Mais tarde, a companhia foi vendida para a Supergasbras – e foi com esse dinheiro que a empreitada da Aracruz Celulose teve início. O espírito navegador da família, porém, persistiu. Hoje, uma das estrelas do portfólio é a Norsul, de navegação logística. A empresa faturou R$ 1,4 bilhão no ano passado e, recentemente, comprou a operação de cabotagem da Hidrovias do Brasil por R$ 715 milhões.
É um bom exemplo de como as atividades do portfólio estão estrategicamente conectadas: a compra desta fatia da Hidrovias do Brasil garante à Norsul um contrato até 2034 para transportar bauxita da mina de Porto Trombetas, no oeste do Pará, até Barcarena, no nordeste paraense, onde está a refinaria Alunorte, da mineradora norueguesa Hydro.
E onde também estará a planta da New Wave, que receberá resíduos da Hydro para iniciar seus experimentos.
A transação acrescentou 4 milhões de toneladas ao volume da operação da Norsul, que transportou 14,2 milhões de toneladas em 2024.

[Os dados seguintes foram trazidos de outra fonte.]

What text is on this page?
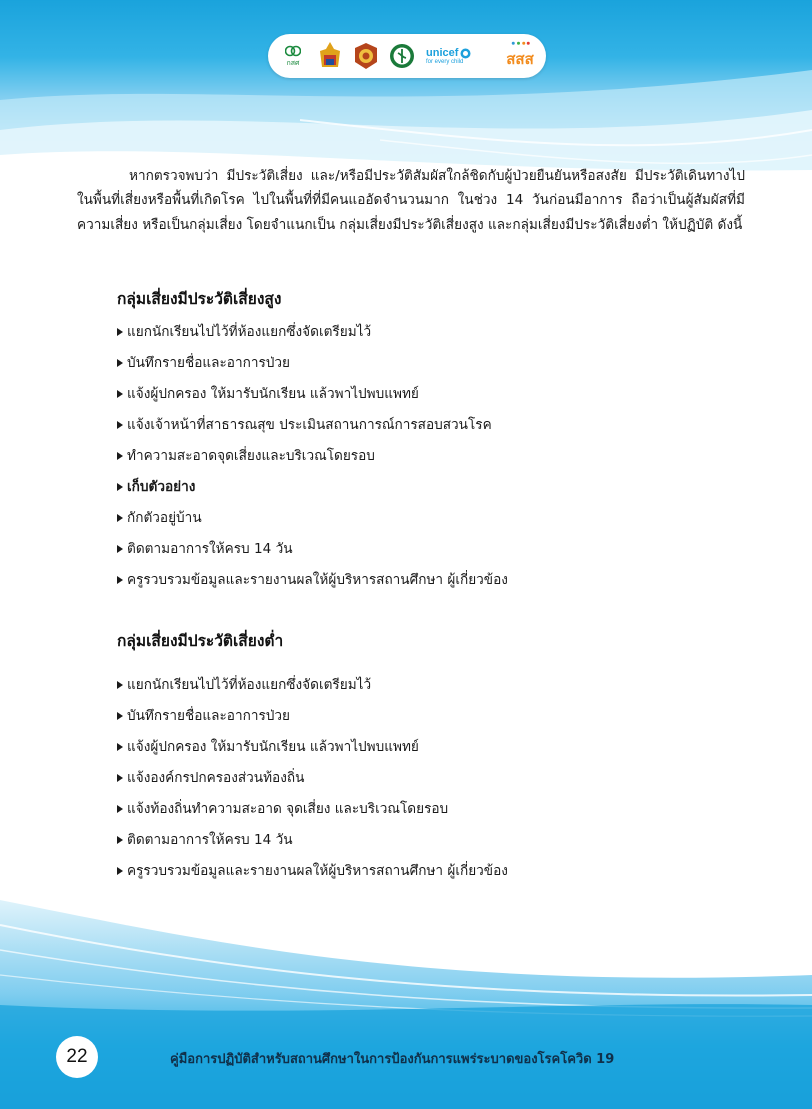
กสศ
unicef
for every child	สสส

หากตรวจพบว่า มีประวัติเสี่ยง และ/หรือมีประวัติสัมผัสใกล้ชิดกับผู้ป่วยยืนยันหรือสงสัย มีประวัติเดินทางไปในพื้นที่เสี่ยงหรือพื้นที่เกิดโรค ไปในพื้นที่ที่มีคนแออัดจำนวนมาก ในช่วง 14 วันก่อนมีอาการ ถือว่าเป็นผู้สัมผัสที่มีความเสี่ยง หรือเป็นกลุ่มเสี่ยง โดยจำแนกเป็น กลุ่มเสี่ยงมีประวัติเสี่ยงสูง และกลุ่มเสี่ยงมีประวัติเสี่ยงต่ำ ให้ปฏิบัติ ดังนี้

กลุ่มเสี่ยงมีประวัติเสี่ยงสูง
แยกนักเรียนไปไว้ที่ห้องแยกซึ่งจัดเตรียมไว้
บันทึกรายชื่อและอาการป่วย
แจ้งผู้ปกครอง ให้มารับนักเรียน แล้วพาไปพบแพทย์
แจ้งเจ้าหน้าที่สาธารณสุข ประเมินสถานการณ์การสอบสวนโรค
ทำความสะอาดจุดเสี่ยงและบริเวณโดยรอบ
เก็บตัวอย่าง
กักตัวอยู่บ้าน
ติดตามอาการให้ครบ 14 วัน
ครูรวบรวมข้อมูลและรายงานผลให้ผู้บริหารสถานศึกษา ผู้เกี่ยวข้อง
กลุ่มเสี่ยงมีประวัติเสี่ยงต่ำ
แยกนักเรียนไปไว้ที่ห้องแยกซึ่งจัดเตรียมไว้
บันทึกรายชื่อและอาการป่วย
แจ้งผู้ปกครอง ให้มารับนักเรียน แล้วพาไปพบแพทย์
แจ้งองค์กรปกครองส่วนท้องถิ่น
แจ้งท้องถิ่นทำความสะอาด จุดเสี่ยง และบริเวณโดยรอบ
ติดตามอาการให้ครบ 14 วัน
ครูรวบรวมข้อมูลและรายงานผลให้ผู้บริหารสถานศึกษา ผู้เกี่ยวข้อง
22	คู่มือการปฏิบัติสำหรับสถานศึกษาในการป้องกันการแพร่ระบาดของโรคโควิด 19
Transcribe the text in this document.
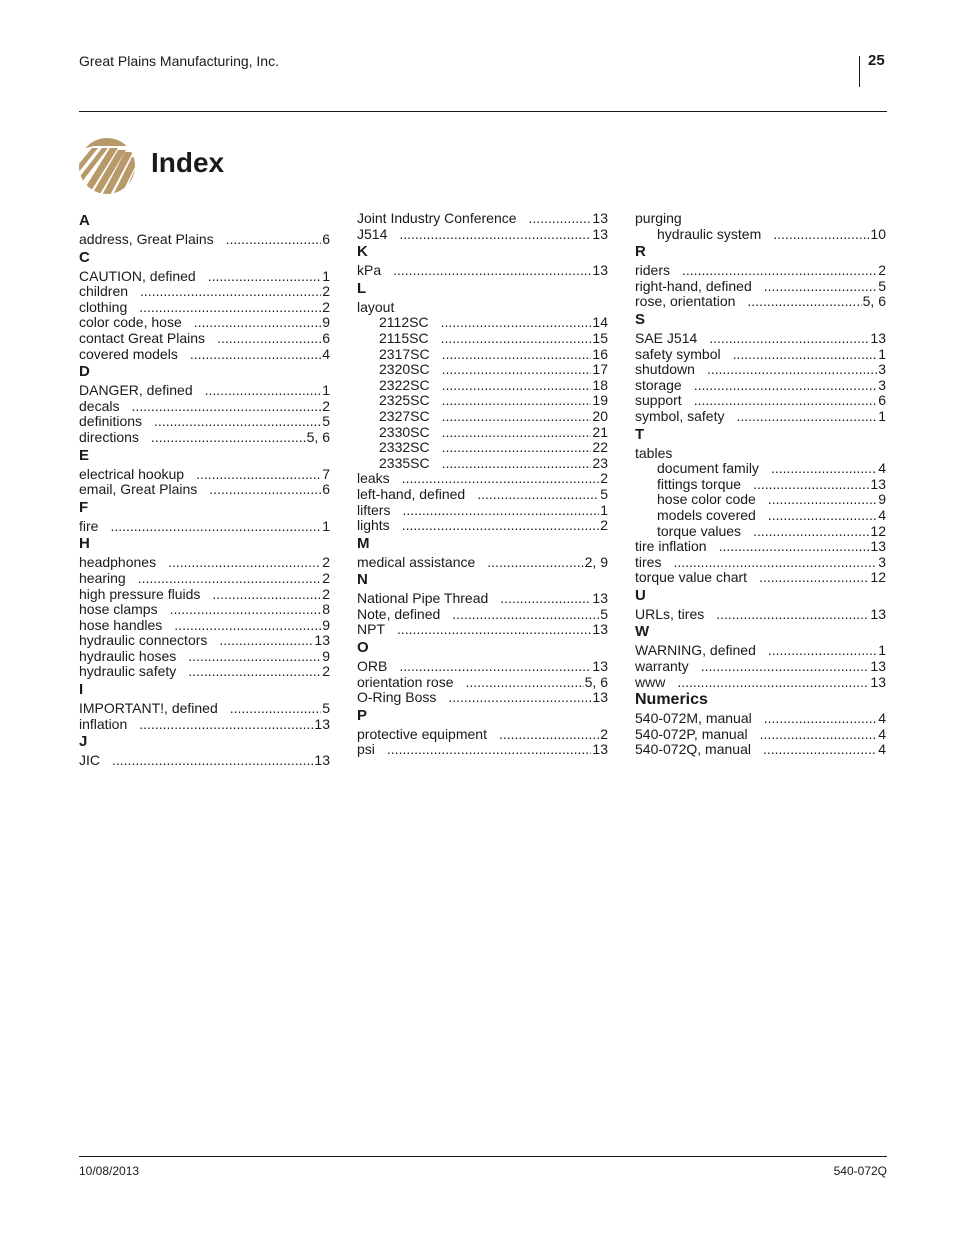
Great Plains Manufacturing, Inc.	25
Index
A
address, Great Plains .....	6
C
CAUTION, defined .....	1
children .....	2
clothing .....	2
color code, hose .....	9
contact Great Plains .....	6
covered models .....	4
D
DANGER, defined .....	1
decals .....	2
definitions .....	5
directions .....	5, 6
E
electrical hookup .....	7
email, Great Plains .....	6
F
fire .....	1
H
headphones .....	2
hearing .....	2
high pressure fluids .....	2
hose clamps .....	8
hose handles .....	9
hydraulic connectors .....	13
hydraulic hoses .....	9
hydraulic safety .....	2
I
IMPORTANT!, defined .....	5
inflation .....	13
J
JIC .....	13
Joint Industry Conference .....	13
J514 .....	13
K
kPa .....	13
L
layout
2112SC .....	14
2115SC .....	15
2317SC .....	16
2320SC .....	17
2322SC .....	18
2325SC .....	19
2327SC .....	20
2330SC .....	21
2332SC .....	22
2335SC .....	23
leaks .....	2
left-hand, defined .....	5
lifters .....	1
lights .....	2
M
medical assistance .....	2, 9
N
National Pipe Thread .....	13
Note, defined .....	5
NPT .....	13
O
ORB .....	13
orientation rose .....	5, 6
O-Ring Boss .....	13
P
protective equipment .....	2
psi .....	13
purging
hydraulic system .....	10
R
riders .....	2
right-hand, defined .....	5
rose, orientation .....	5, 6
S
SAE J514 .....	13
safety symbol .....	1
shutdown .....	3
storage .....	3
support .....	6
symbol, safety .....	1
T
tables
document family .....	4
fittings torque .....	13
hose color code .....	9
models covered .....	4
torque values .....	12
tire inflation .....	13
tires .....	3
torque value chart .....	12
U
URLs, tires .....	13
W
WARNING, defined .....	1
warranty .....	13
www .....	13
Numerics
540-072M, manual .....	4
540-072P, manual .....	4
540-072Q, manual .....	4
10/08/2013	540-072Q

No mesmo ramo, a Lorinvest tem ainda a Norcoast, que transporta contêineres via navegação costeira, e a Bioren, que lida com o impacto socioambiental por um ângulo bem fora do óbvio: a empresa usa campos eletromagnéticos para evitar acúmulo indesejado de bactérias, algas e plantas em cascos de navios.

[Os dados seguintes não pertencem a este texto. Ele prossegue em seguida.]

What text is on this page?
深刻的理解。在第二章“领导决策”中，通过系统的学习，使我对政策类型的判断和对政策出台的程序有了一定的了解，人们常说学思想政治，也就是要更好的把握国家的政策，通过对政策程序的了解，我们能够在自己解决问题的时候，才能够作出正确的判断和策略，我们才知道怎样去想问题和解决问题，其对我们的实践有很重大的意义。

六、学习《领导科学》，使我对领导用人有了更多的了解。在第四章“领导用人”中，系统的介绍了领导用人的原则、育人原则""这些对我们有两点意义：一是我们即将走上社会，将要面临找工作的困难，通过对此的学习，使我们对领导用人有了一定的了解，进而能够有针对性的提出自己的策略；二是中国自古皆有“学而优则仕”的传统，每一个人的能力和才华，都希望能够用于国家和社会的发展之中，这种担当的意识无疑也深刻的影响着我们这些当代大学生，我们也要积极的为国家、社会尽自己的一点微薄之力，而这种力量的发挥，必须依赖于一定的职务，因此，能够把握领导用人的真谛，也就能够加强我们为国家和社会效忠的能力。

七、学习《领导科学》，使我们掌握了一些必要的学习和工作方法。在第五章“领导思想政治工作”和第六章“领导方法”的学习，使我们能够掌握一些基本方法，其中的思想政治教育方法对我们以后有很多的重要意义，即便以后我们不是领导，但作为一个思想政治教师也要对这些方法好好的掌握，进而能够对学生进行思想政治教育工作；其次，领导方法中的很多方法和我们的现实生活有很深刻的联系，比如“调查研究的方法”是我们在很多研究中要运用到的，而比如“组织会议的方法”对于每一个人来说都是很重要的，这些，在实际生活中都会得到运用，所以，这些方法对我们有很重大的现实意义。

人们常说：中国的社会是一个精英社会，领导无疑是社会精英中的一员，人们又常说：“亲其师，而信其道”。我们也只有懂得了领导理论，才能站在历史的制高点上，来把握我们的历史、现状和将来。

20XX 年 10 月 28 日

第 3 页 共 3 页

É um método que evita a liberação de substâncias tóxicas no ambiente marinho, substituindo tintas com biocidas de origem química, como cobre e tributilestanho, que contaminam os mares e representam riscos para a vida marinha.

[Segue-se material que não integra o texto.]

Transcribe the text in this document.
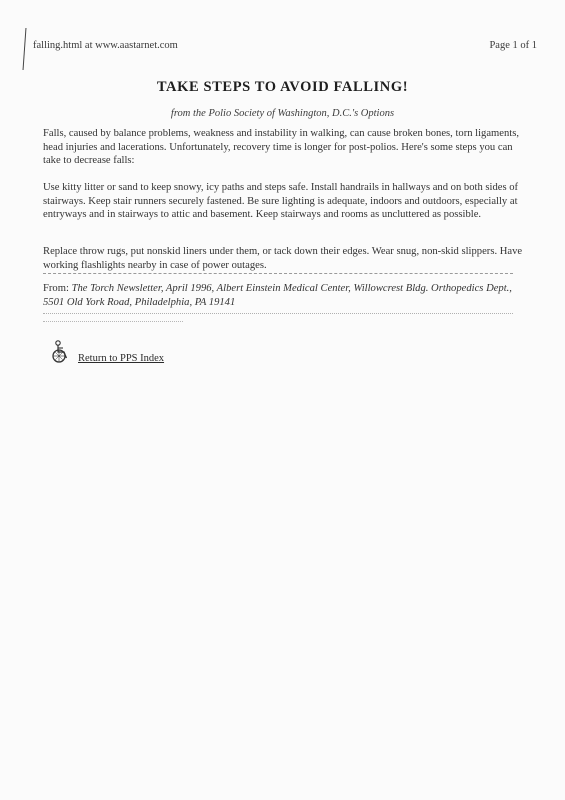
falling.html at www.aastarnet.com	Page 1 of 1
TAKE STEPS TO AVOID FALLING!
from the Polio Society of Washington, D.C.'s Options
Falls, caused by balance problems, weakness and instability in walking, can cause broken bones, torn ligaments, head injuries and lacerations. Unfortunately, recovery time is longer for post-polios. Here's some steps you can take to decrease falls:
Use kitty litter or sand to keep snowy, icy paths and steps safe. Install handrails in hallways and on both sides of stairways. Keep stair runners securely fastened. Be sure lighting is adequate, indoors and outdoors, especially at entryways and in stairways to attic and basement. Keep stairways and rooms as uncluttered as possible.
Replace throw rugs, put nonskid liners under them, or tack down their edges. Wear snug, non-skid slippers. Have working flashlights nearby in case of power outages.
From: The Torch Newsletter, April 1996, Albert Einstein Medical Center, Willowcrest Bldg. Orthopedics Dept., 5501 Old York Road, Philadelphia, PA 19141
Return to PPS Index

E o gás? Bem, ele segue presente nos negócios da família por meio da GNLink, distribuidora multimodal de gás natural com foco no interior do Brasil, e da GBS Storage, que trabalha com infraestrutura para estocagem de gás natural.
O plano é usar o campo de Manati, na Bahia, para a estocagem do gás natural proveniente do pré-sal e, com isso, ajudar na estabilização do sistema energético do país, explica Peter Boot.
A empresa detém 20% de participação no campo, em sociedade com a Petrobras (35%) e a Brava Energia (45%).
A expectativa é que a vida útil econômica do campo se encerre até 2028, prazo considerado suficiente para que, caso a decisão de conversão seja tomada agora, o consórcio consiga encomendar os equipamentos necessários e obter a autorização regulatória para operar o serviço de armazenamento.
Uma vez aprovado o investimento, a adaptação deve durar entre 12 e 18 meses e a capacidade inicial de armazenamento é de cerca de 300 milhões de m³ de gás.
O futuro
A gestora também tem investimentos que não requerem tanto capital nem são baseados em ativos físicos. A Dharma, investida mais recente do grupo, desenvolve modelos de inteligência artificial do tipo small language models (SLMs), tidos como mais sustentáveis do que os de large language models (LLMs), como o ChatGPT, por usar menos energia para treinamento e operação.
Assim como a GBS, New Wave e Siletto, a Dharma está na corrida para ser uma nova Aracruz, na opinião de Boot.
São todas empresas operacionais, mas que, em sua maioria, não têm nem cinco anos de vida, sendo classificadas por Boot como startups.
“Temos algumas joias aqui, que lapidamos, proporcionalmente, com investimentos muito pequenos perto do que elas podem se tornar”.